La considerazione in termini strategici dell’audience presente al momento della risposta alla critica avviene anche quando ci si trova dinanzi a membri del proprio gruppo. Il bisogno di essere accettati dall’ingroup è una motivazione forte in tutti gli individui e l’ipersensibilità al rifiuto da parte degli altri (sia reale che percepito) è ampiamente comprovata in letteratura (MacDonald e Leary, 2005; Eisenberger,

Lieberman e Williams, 2003; Williams e Zadro, 2001); questo bisogno appare ancora più forte tra gli individui che occupano le posizioni più vulnerabili all’interno di un gruppo, ovvero i nuovi arrivati e i membri di status minore (Jetten, Hornsey, Spears e Haslam, under review; Noel, Wann e Branscombe, 1995).

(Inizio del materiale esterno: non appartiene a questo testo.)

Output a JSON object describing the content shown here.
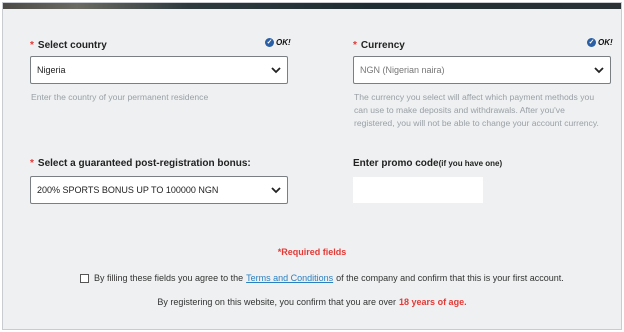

Il rischio sociale di andare incontro a censura posto dal criticare il proprio gruppo è stato indicato chiaramente dalla ricerca (Festinger, 1950; Schachter, 1951), così come quello di essere allontanati dal gruppo stesso (Marques e Paez, 1994). Il rischio aumenta, secondo le ipotesi di Hornsey (id.) se chi riceve la critica si trova in una posizione gerarchicamente elevata all’interno del gruppo: in questa particolare condizione (dal momento che far parte della leadership di un determinato gruppo sociale significa per estensione essere responsabili della cultura e delle azioni del gruppo) la critica rappresenta una doppia minaccia, non solo al gruppo in sé ma alla figura del leader. Pertanto, è plausibile supporre che in un caso simile si ripresenti un compromesso tra assimilazione comportamentale ed attitudinale della critica.

Una ricerca recentissima (Hornsey, Fredericks, Smith e Ford, 2006) ha indagato questa ipotesi manipolando l’appartenenza di gruppo del soggetto criticante e la condizione di risposta relativa alla critica stessa (privata e confidenziale vs. monitorata da un gruppo di membri dell’ingroup): i risultati hanno evidenziato che l’intergroup sensitivity effect si manifesta nella condizione di confidenzialità delle risposte, ma sparisce quando i giudizi valutativi nei confronti di chi ha espresso la critica sono resi noti ai membri dell’ingroup, per cui il soggetto criticante è accolto negativamente sia se fa parte del proprio gruppo che se appartiene all’outgroup. Un secondo studio (Hornsey, Fredericks, Smith e Ford, id.) ha testato la funzione di eventuali considerazioni strategiche relative alla presentazione positiva di sé, inserendo nel paradigma appena descritto un’ulteriore manipolazione relativa allo status dei membri dell’ingroup (alto vs. basso) che sarebbero venuti a conoscenza delle risposte dei partecipanti: i dati ottenuti hanno permesso di sostenere le ipotesi precedentemente esposte, poiché i giudizi valutativi su chi critica dall’interno del gruppo resi pubblici a membri dell’ingroup di status elevato appaiono significativamente più negativi rispetto agli altri. L’intergroup sensitivity effect si verifica solo quando non ci sono preoccupazioni di tipo strategico relative alla presentazione di sé ad influire sui processi attribuzionali descritti

in precedenza, ovvero quando le risposte sono private o rese note a membri dell’ingroup di status basso.

Una considerazione interessante che emerge da quanto visto finora deriva quindi dal fatto che l’effetto del rispondere ad una critica in pubblico o in privato si manifesta solo quando la critica proviene da un membro dell’ingroup: se la risposta difensiva al messaggio di critica fosse un modo per esprimere solidarietà col proprio gruppo dovrebbe essere ugualmente intensa sia quando arriva dall’interno che dall’esterno; le evidenze finora raccolte mostrano invece un tentativo di distanziarsi dal membro del gruppo che si sta comportando da deviante, come se la strategia non fosse quella di apparire affiliati e fedeli al gruppo ma piuttosto di non apparire devianti (Hornsey, id.).